Both lines, authorized to relieve expected overloads in the next five years, face opposition by residential stakeholders because they would cross scenic areas that include the Delaware Water Gap National Recreation Area and the Allegheny Highlands of West Virginia. According to PJM, the utilities building the transmission lines would determine the routes that the lines would follow subject to state and federal approval.

“While these two new lines are required to maintain the grid’s reliability, they have the secondary benefit of resolving about $450 million in annual congestion costs,” said PJM CEO Phillip G. Harris.

A 765 kV line, estimated to cost $1.8 billion, would run 300 miles from the Amos Substation in western West Virginia to the Kemptown Substation in north-central Maryland. The Potomac-Appalachian Transmission Highline (PATH) would be built by American Electric Power (AEP) and Allegheny Energy to relieve overloads that are expected to occur as early as 2012 on 13 existing transmission lines in Maryland, Pennsylvania, Virginia and West Virginia.

Allegheny and AEP plan to build 250 miles of PATH from AEP’s Amos substation near St. Albans, WV, to Bedington substation, northeast of Martinsburg, WV. Another 40 miles of transmission lines, consisting of twin-circuit 500 kV transmission, would be constructed by Allegheny from Bedington to a new substation at Kemptown, southeast of Frederick, MD.

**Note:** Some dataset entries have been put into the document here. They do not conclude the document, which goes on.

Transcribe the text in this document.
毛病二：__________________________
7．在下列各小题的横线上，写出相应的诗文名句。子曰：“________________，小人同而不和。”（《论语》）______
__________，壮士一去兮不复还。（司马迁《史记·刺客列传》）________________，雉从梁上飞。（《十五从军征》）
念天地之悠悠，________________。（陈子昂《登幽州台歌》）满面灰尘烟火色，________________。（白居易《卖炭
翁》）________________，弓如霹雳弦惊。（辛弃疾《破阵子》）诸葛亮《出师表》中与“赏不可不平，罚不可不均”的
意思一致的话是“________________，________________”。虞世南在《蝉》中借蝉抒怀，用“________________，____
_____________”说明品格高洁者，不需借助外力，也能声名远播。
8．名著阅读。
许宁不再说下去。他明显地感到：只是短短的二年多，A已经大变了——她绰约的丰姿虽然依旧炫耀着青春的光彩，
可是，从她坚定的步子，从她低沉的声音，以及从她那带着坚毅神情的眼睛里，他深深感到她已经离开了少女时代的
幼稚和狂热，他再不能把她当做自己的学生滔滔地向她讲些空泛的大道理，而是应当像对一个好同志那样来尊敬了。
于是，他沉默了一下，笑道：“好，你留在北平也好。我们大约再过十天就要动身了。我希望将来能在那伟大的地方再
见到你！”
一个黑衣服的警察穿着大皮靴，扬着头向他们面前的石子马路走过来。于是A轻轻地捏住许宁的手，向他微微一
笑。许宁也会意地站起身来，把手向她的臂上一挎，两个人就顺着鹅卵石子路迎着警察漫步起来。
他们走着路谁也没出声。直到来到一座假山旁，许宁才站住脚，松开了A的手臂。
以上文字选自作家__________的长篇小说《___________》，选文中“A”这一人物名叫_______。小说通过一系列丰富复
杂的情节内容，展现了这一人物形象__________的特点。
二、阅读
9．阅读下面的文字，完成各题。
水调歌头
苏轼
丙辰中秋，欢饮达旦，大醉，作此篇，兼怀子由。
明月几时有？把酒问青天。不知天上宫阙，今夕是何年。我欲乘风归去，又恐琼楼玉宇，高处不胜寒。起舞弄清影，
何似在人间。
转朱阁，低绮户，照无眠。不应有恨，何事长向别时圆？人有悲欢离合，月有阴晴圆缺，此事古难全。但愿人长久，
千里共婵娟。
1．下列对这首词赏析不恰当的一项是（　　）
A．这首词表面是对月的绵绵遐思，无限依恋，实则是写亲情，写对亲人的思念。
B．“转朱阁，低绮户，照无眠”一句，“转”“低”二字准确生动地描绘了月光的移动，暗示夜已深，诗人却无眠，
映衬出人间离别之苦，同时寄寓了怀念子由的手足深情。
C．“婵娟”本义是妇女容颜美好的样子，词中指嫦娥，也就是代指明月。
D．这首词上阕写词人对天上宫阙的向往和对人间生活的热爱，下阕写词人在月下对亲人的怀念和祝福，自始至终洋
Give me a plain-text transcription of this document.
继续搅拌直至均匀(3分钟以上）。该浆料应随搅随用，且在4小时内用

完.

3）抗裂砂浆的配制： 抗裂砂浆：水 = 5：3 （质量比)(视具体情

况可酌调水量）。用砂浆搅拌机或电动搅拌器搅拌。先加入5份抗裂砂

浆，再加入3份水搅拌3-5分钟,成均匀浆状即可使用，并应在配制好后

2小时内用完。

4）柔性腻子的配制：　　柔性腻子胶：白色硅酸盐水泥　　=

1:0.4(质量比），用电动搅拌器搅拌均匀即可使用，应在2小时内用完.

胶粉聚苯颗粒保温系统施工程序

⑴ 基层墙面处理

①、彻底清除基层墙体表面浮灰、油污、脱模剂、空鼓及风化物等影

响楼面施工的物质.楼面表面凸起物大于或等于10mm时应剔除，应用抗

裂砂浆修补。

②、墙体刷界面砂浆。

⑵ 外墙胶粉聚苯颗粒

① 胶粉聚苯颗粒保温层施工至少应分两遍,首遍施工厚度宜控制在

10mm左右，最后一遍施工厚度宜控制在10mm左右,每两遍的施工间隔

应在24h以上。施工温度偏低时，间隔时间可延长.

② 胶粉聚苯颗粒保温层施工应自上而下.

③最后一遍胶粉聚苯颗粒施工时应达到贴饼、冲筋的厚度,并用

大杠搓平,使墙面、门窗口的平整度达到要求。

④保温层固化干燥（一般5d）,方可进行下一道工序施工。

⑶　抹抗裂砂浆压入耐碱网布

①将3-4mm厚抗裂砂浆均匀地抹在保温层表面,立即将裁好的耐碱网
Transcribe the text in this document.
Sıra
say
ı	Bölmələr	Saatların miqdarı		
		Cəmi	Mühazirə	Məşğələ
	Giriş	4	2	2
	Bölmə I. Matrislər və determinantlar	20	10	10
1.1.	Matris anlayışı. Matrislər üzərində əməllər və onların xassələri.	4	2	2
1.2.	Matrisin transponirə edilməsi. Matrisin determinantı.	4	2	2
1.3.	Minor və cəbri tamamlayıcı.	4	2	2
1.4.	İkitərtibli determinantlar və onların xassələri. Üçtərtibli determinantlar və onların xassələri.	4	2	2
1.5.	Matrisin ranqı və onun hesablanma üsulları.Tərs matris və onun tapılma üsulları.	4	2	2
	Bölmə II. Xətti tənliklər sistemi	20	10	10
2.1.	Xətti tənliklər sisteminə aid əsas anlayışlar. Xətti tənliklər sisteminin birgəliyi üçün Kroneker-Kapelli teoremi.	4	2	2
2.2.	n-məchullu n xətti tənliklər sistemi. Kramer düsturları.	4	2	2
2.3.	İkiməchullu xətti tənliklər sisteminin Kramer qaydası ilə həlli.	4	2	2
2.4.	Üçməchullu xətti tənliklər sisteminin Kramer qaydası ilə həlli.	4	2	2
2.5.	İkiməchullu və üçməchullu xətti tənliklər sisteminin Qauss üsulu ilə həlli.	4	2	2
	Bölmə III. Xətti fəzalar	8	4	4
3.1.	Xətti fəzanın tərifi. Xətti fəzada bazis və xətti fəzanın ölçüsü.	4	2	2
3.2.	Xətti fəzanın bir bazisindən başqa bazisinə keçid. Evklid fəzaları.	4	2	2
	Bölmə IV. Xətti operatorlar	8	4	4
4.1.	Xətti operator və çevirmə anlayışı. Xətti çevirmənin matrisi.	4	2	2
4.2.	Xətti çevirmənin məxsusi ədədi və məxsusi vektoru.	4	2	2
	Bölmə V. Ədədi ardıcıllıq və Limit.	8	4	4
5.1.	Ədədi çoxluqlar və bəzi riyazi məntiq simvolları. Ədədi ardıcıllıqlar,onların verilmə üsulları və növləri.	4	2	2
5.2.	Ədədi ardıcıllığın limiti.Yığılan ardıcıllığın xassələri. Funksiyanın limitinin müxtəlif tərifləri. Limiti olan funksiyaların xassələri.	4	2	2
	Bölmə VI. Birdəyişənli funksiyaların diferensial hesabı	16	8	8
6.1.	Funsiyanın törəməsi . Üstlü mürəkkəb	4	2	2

Allegheny and AEP formed a joint venture to build the project in April (see NGI, April 23). They expect to formalize their agreement for PATH in the coming weeks and then file with the Federal Energy Regulatory Commission for incentive rate recovery. Work on a routing study and environmental assessment for the project also would begin, and once those are completed, the companies would seek regulatory approvals from the utility commissions in both West Virginia and Maryland.

AEP would have lead responsibility for engineering, designing and managing the construction of the 765 kV elements of the project. Allegheny would have similar responsibilities for the twin-circuit 500 kV line. Each company would provide services for siting, acquiring rights-of-way, securing regulatory approvals from the states the line crosses and maintenance of the project.

A second 500 kV line, to be built by PPL Corp., FirstEnergy Corp. and Public Service Electric and Gas Co., would run 130 miles from the Susquehanna Substation in northeastern Pennsylvania to the Roseland Substation in northern New Jersey. The Susquehanna-to-Roseland line, estimated to cost $930 million, would address overloads projected to occur as soon as 2013 on 23 existing transmission lines in New Jersey and Pennsylvania.

Several other transmission additions remain under evaluation by the PJM board, including a transmission line proposal announced in 2006 by Pepco Holdings Inc. (see Power Market Today, May 16, 2006). The board also will be evaluating the recent transmission line proposal by Public Service Electric and Gas Co. (see Power Market Today, June 11).